A Wildlife Rescue

A Wildlife Rescue
by Angela Wilkes

My neighbour was in a flap. A bird - he didn’t recognise its species but it was “quite big” – had flown into the spare bedroom at breakfast time and would I please come and help catch it.

One glimpse of the blood-specked starburst in the window raised doubts that this wildlife rescue was going to have a happy ending. But there was no sign, living or dead, of the avian missile who had crashed through the glass with such a loud bang that the neighbour’s son, getting ready for school, had feared a gunshot blast. Window strikes by birds (perhaps caused by reflections of sky mirrored in the glass) often result in severe, often fatal, head trauma, with injuries including brain swelling and retinal detachment. And that’s for birds who hit a pane, then bounce off. This casualty was likely to have been cut by broken glass, too.
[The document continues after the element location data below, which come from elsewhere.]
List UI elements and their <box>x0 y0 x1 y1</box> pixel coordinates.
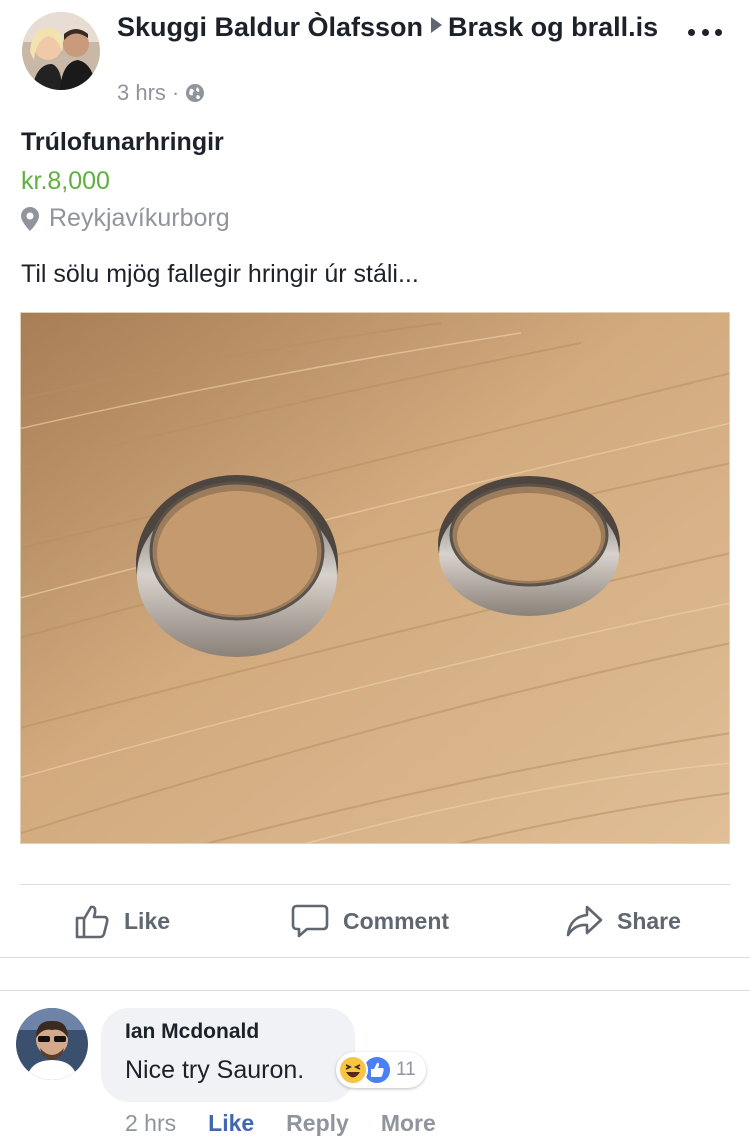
location-text: Reykjavíkurborg <box>49 204 230 232</box>
share-button[interactable]: Share <box>565 903 681 939</box>
comment-more-button[interactable]: More <box>381 1110 436 1137</box>
author-name[interactable]: Skuggi Baldur Òlafsson <box>117 12 423 42</box>
commenter-avatar[interactable] <box>16 1008 88 1080</box>
divider <box>0 957 750 958</box>
share-icon <box>566 905 603 937</box>
post-meta: 3 hrs · <box>117 80 205 106</box>
post-header: Skuggi Baldur Òlafsson Brask og brall.is … <box>0 0 750 120</box>
comment-actions: 2 hrs Like Reply More <box>125 1110 468 1137</box>
menu-dot <box>701 28 709 36</box>
map-pin-icon <box>21 206 39 231</box>
share-label: Share <box>617 907 681 934</box>
reaction-summary[interactable]: 11 <box>336 1052 426 1088</box>
listing-location: Reykjavíkurborg <box>21 204 230 233</box>
post-title-line: Skuggi Baldur Òlafsson Brask og brall.is <box>117 10 677 45</box>
globe-icon <box>185 83 205 103</box>
post-description: Til sölu mjög fallegir hringir úr stáli.… <box>21 260 419 288</box>
comment-like-button[interactable]: Like <box>208 1110 254 1137</box>
comment-icon <box>291 904 329 938</box>
comment-time: 2 hrs <box>125 1110 177 1136</box>
author-avatar[interactable] <box>22 12 100 90</box>
group-name[interactable]: Brask og brall.is <box>448 12 658 42</box>
more-horizontal-icon[interactable] <box>688 22 722 42</box>
comment-text: Nice try Sauron. <box>125 1056 305 1084</box>
post-action-bar: Like Comment Share <box>0 885 750 957</box>
comment-button[interactable]: Comment <box>291 903 449 939</box>
comment-reply-button[interactable]: Reply <box>286 1110 349 1137</box>
commenter-name[interactable]: Ian Mcdonald <box>125 1020 259 1044</box>
reaction-count: 11 <box>396 1059 416 1080</box>
haha-icon <box>338 1055 368 1085</box>
comment-label: Comment <box>343 907 450 934</box>
thumbs-up-icon <box>75 905 109 939</box>
triangle-right-icon <box>431 17 443 33</box>
listing-photo[interactable] <box>20 312 730 844</box>
meta-separator: · <box>171 80 180 105</box>
post-time[interactable]: 3 hrs <box>117 80 166 106</box>
like-label: Like <box>124 907 171 934</box>
menu-dot <box>688 28 695 36</box>
listing-title[interactable]: Trúlofunarhringir <box>21 128 224 157</box>
divider <box>0 990 750 991</box>
listing-price: kr.8,000 <box>21 167 110 195</box>
like-button[interactable]: Like <box>74 903 170 939</box>
menu-dot <box>715 28 722 36</box>
comment-bubble: Ian Mcdonald Nice try Sauron. <box>101 1008 355 1102</box>
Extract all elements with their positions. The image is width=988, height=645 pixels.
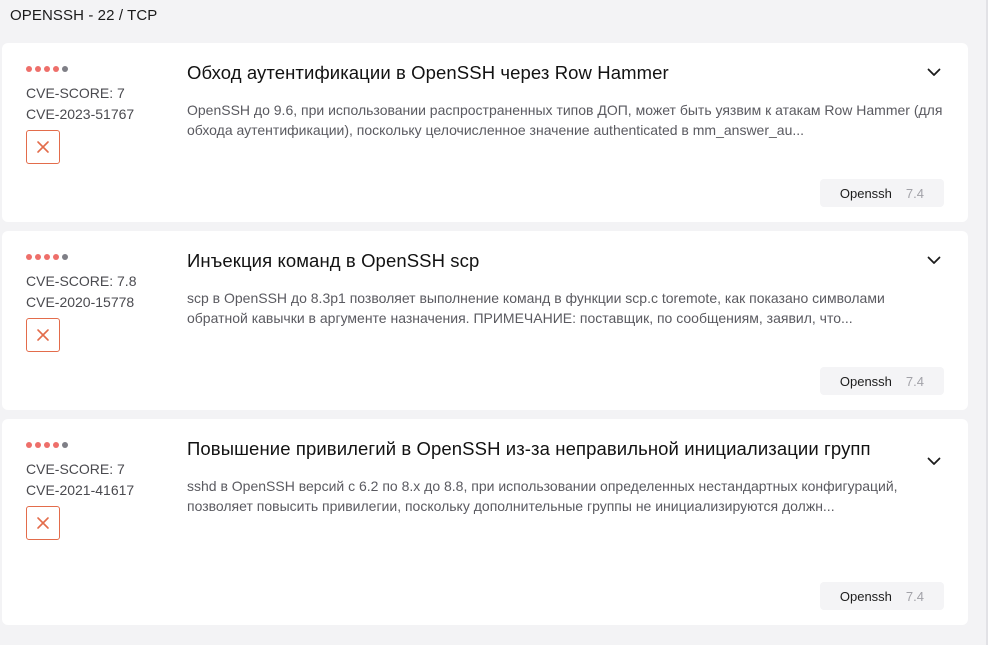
- close-icon: [37, 141, 49, 153]
- severity-dot: [26, 442, 32, 448]
- severity-dot: [35, 442, 41, 448]
- vulnerability-description: sshd в OpenSSH версий с 6.2 по 8.x до 8.…: [187, 478, 898, 514]
- chevron-down-icon[interactable]: [926, 453, 942, 469]
- severity-dot: [62, 66, 68, 72]
- severity-rating: [26, 65, 176, 73]
- product-name: Openssh: [839, 185, 892, 201]
- close-icon: [37, 329, 49, 341]
- severity-dot: [35, 66, 41, 72]
- vulnerability-title[interactable]: Повышение привилегий в OpenSSH из-за неп…: [187, 435, 907, 462]
- product-tag: Openssh 7.4: [819, 582, 944, 610]
- cve-id: CVE-2020-15778: [26, 294, 135, 310]
- severity-dot: [53, 442, 59, 448]
- card-meta: CVE-SCORE: 7.8 CVE-2020-15778: [26, 253, 176, 352]
- vulnerability-title[interactable]: Обход аутентификации в OpenSSH через Row…: [187, 59, 907, 86]
- severity-dot: [44, 442, 50, 448]
- vulnerability-description: OpenSSH до 9.6, при использовании распро…: [187, 102, 943, 138]
- product-score: 7.4: [905, 373, 924, 389]
- cve-id: CVE-2023-51767: [26, 106, 135, 122]
- severity-dot: [53, 254, 59, 260]
- product-name: Openssh: [839, 373, 892, 389]
- severity-dot: [26, 66, 32, 72]
- severity-dot: [35, 254, 41, 260]
- product-score: 7.4: [905, 185, 924, 201]
- cve-score: CVE-SCORE: 7: [26, 85, 125, 101]
- vulnerability-card[interactable]: CVE-SCORE: 7.8 CVE-2020-15778 Инъекция к…: [2, 231, 968, 410]
- card-meta: CVE-SCORE: 7 CVE-2023-51767: [26, 65, 176, 164]
- vulnerability-description: scp в OpenSSH до 8.3p1 позволяет выполне…: [187, 290, 885, 326]
- severity-dot: [62, 254, 68, 260]
- vulnerability-card[interactable]: CVE-SCORE: 7 CVE-2023-51767 Обход аутент…: [2, 43, 968, 222]
- card-body: Обход аутентификации в OpenSSH через Row…: [187, 59, 942, 140]
- severity-dot: [53, 66, 59, 72]
- product-name: Openssh: [839, 588, 892, 604]
- cve-score: CVE-SCORE: 7: [26, 461, 125, 477]
- section-title: OPENSSH - 22 / TCP: [10, 7, 158, 24]
- card-body: Повышение привилегий в OpenSSH из-за неп…: [187, 435, 907, 516]
- cve-id: CVE-2021-41617: [26, 482, 135, 498]
- severity-dot: [62, 442, 68, 448]
- product-score: 7.4: [905, 588, 924, 604]
- severity-rating: [26, 441, 176, 449]
- close-icon: [37, 517, 49, 529]
- dismiss-button[interactable]: [26, 130, 60, 164]
- severity-dot: [26, 254, 32, 260]
- chevron-down-icon[interactable]: [926, 64, 942, 80]
- card-body: Инъекция команд в OpenSSH scp scp в Open…: [187, 247, 907, 328]
- vulnerability-list: CVE-SCORE: 7 CVE-2023-51767 Обход аутент…: [2, 43, 968, 634]
- vulnerability-card[interactable]: CVE-SCORE: 7 CVE-2021-41617 Повышение пр…: [2, 419, 968, 625]
- dismiss-button[interactable]: [26, 506, 60, 540]
- cve-score: CVE-SCORE: 7.8: [26, 273, 137, 289]
- severity-rating: [26, 253, 176, 261]
- vulnerability-title[interactable]: Инъекция команд в OpenSSH scp: [187, 247, 907, 274]
- dismiss-button[interactable]: [26, 318, 60, 352]
- card-meta: CVE-SCORE: 7 CVE-2021-41617: [26, 441, 176, 540]
- severity-dot: [44, 66, 50, 72]
- severity-dot: [44, 254, 50, 260]
- product-tag: Openssh 7.4: [819, 179, 944, 207]
- chevron-down-icon[interactable]: [926, 252, 942, 268]
- product-tag: Openssh 7.4: [819, 367, 944, 395]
A precautionary closing of the curtains (so the bird did not try to exit through that wicked-looking zigzag hole) and the switching on of a light revealed – eventually – a large plump woodcock, its long beak pointing resolutely to the dark sanctuary beneath the bed where it was determined to hide. Amazingly, it was not only alive and kicking, but flapping and running, too. It – actually a young male, it transpired – was finally removed by one (thankfully unbroken and unbloodied) wing as it tried to cram itself behind a pile of books on the dressing table and slither down the wall.
A brief trip to the local vet’s surgery, crouched glaring in the wicker cat basket, gave the woodcock a miraculously clean bill of health. Nothing broken, no bleeding lacerations or embedded glass, although it had run over the splinters on the bedroom carpet. The vet thought that the length of the woodcock’s beak had offset the impact and flying speed (an estimated 25-30 mph reckoned the British Trust for Orthinology). After a few hours “chilling out” in a quiet, dimly-lit warm spot at home, (a few twigs and leaves added to the back of the covered basket to make the surroundings feel more natural), it strutted confidently and without a backward glance into the thick undergrowth at the edge of Belair Park. Cool.